The proxy performs the required handshake with codex app-server (experimentalApi: true) and reads/writes JSONL over stdio. It emits a persistent event stream (cas/fromServer, cas/toServer, cas/serverRequest, etc.) that includes raw app-server messages plus routing keys (threadId, turnId, itemId). Forwarded server requests are sent to your orchestrator for reply; unanswered requests time out deterministically and approvals are auto-accepted per configurable policy. You drive the app-server by sending cas/request, cas/respond, or cas/send messages into the proxy stdin and consuming events from stdout.
Does this require source access to the repository the app-server will use?
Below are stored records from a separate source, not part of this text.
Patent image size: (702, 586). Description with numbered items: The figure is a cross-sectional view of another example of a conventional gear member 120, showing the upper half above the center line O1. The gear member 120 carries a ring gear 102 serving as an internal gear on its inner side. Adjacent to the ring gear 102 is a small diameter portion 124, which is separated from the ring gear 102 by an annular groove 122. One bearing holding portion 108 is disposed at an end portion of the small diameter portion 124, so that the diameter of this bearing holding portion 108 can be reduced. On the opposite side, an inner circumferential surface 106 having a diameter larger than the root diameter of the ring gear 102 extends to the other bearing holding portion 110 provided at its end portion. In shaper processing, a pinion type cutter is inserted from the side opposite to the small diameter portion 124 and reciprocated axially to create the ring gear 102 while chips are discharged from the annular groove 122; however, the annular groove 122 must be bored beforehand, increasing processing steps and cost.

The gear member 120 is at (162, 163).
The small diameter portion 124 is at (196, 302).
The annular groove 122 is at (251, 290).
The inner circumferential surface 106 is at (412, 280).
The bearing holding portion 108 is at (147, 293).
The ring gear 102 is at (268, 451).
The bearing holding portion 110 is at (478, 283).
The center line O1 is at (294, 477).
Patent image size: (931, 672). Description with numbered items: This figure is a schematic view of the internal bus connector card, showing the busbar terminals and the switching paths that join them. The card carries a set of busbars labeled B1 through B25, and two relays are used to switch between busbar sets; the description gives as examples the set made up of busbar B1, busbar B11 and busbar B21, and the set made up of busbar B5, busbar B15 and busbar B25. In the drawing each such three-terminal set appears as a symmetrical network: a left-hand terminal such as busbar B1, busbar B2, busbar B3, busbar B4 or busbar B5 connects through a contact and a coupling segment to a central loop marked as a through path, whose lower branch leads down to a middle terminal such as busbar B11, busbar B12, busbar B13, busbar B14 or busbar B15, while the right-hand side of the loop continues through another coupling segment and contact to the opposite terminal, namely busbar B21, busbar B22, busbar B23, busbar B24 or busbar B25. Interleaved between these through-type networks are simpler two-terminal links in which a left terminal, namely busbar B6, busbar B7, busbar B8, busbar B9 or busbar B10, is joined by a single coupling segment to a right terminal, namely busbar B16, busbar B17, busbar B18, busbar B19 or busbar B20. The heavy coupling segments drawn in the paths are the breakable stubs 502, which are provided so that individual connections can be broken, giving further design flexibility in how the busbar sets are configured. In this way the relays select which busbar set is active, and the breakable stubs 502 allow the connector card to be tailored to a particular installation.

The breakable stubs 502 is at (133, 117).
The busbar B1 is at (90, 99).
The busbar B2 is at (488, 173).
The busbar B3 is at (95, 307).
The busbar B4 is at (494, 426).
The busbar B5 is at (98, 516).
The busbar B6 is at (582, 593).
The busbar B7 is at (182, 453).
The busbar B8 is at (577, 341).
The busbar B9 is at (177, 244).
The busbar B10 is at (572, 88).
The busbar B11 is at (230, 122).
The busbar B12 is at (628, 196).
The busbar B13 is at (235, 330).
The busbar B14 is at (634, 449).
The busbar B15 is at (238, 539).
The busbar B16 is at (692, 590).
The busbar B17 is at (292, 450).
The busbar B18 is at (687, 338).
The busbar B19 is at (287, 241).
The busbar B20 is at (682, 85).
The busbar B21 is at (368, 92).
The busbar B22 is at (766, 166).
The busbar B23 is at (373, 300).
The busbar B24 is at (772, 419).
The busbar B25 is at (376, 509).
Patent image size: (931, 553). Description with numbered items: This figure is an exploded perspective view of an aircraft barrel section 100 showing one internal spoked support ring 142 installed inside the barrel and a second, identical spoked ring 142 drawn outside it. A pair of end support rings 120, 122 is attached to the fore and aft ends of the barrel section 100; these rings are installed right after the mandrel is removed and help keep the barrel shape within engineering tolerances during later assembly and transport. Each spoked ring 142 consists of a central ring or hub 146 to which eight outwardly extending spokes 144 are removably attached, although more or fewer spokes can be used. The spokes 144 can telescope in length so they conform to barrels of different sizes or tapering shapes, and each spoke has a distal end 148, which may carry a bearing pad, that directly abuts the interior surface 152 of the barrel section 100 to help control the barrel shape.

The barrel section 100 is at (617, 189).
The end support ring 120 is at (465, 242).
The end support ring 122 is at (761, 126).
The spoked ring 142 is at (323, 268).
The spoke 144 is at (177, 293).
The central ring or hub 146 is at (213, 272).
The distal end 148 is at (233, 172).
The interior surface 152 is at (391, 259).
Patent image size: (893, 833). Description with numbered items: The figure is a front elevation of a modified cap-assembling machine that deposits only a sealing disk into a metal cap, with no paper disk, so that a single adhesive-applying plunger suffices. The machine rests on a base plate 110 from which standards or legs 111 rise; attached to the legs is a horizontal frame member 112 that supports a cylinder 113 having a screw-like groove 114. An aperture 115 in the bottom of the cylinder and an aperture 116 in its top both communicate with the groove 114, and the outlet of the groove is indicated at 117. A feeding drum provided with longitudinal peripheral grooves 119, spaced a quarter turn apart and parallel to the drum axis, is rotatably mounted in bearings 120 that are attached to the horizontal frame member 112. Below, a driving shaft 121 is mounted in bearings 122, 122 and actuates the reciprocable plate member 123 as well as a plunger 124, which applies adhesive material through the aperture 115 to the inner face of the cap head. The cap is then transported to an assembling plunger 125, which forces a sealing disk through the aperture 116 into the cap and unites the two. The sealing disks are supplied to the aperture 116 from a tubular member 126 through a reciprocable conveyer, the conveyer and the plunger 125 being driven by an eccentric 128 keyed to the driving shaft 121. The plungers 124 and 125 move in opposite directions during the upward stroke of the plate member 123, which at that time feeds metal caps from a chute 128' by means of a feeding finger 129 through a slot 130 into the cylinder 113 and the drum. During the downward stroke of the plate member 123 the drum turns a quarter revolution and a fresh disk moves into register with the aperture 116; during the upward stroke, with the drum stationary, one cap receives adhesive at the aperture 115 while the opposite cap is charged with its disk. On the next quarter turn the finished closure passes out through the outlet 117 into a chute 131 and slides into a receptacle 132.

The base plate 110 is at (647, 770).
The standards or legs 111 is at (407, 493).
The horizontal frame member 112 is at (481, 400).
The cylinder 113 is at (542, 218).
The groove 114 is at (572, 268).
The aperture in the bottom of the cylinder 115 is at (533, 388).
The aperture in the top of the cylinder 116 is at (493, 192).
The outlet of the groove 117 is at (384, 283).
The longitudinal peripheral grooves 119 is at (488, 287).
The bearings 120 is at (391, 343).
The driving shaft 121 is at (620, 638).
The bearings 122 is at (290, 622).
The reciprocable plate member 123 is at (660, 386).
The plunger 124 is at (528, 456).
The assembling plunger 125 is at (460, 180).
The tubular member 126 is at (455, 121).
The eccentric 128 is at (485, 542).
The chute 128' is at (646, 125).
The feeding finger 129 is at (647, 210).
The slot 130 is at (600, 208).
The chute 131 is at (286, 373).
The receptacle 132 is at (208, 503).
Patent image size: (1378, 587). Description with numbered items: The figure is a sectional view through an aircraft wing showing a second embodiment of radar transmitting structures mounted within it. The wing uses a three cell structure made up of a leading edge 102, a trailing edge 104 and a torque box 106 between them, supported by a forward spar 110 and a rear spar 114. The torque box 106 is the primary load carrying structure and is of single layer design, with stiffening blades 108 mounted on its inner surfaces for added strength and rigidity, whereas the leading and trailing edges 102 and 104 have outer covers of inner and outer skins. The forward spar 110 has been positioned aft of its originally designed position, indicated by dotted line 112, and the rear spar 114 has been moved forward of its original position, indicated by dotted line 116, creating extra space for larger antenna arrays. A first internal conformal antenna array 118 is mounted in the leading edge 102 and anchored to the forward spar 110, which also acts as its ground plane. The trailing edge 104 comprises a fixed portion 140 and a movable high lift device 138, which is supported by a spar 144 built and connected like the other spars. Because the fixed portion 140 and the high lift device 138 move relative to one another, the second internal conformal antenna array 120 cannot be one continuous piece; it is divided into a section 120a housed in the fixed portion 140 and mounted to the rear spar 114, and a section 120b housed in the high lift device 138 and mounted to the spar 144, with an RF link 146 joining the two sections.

No. The proxy assumes codex is on PATH and runs app-server in the specified cwd; it does not require access to repo source unless your workflows do.
How are approvals handled in multi-instance runs?
Approvals can be auto-accepted or configured per-type (--exec-approval, --file-approval). Use --read-only to decline exec and file approvals for safe workers.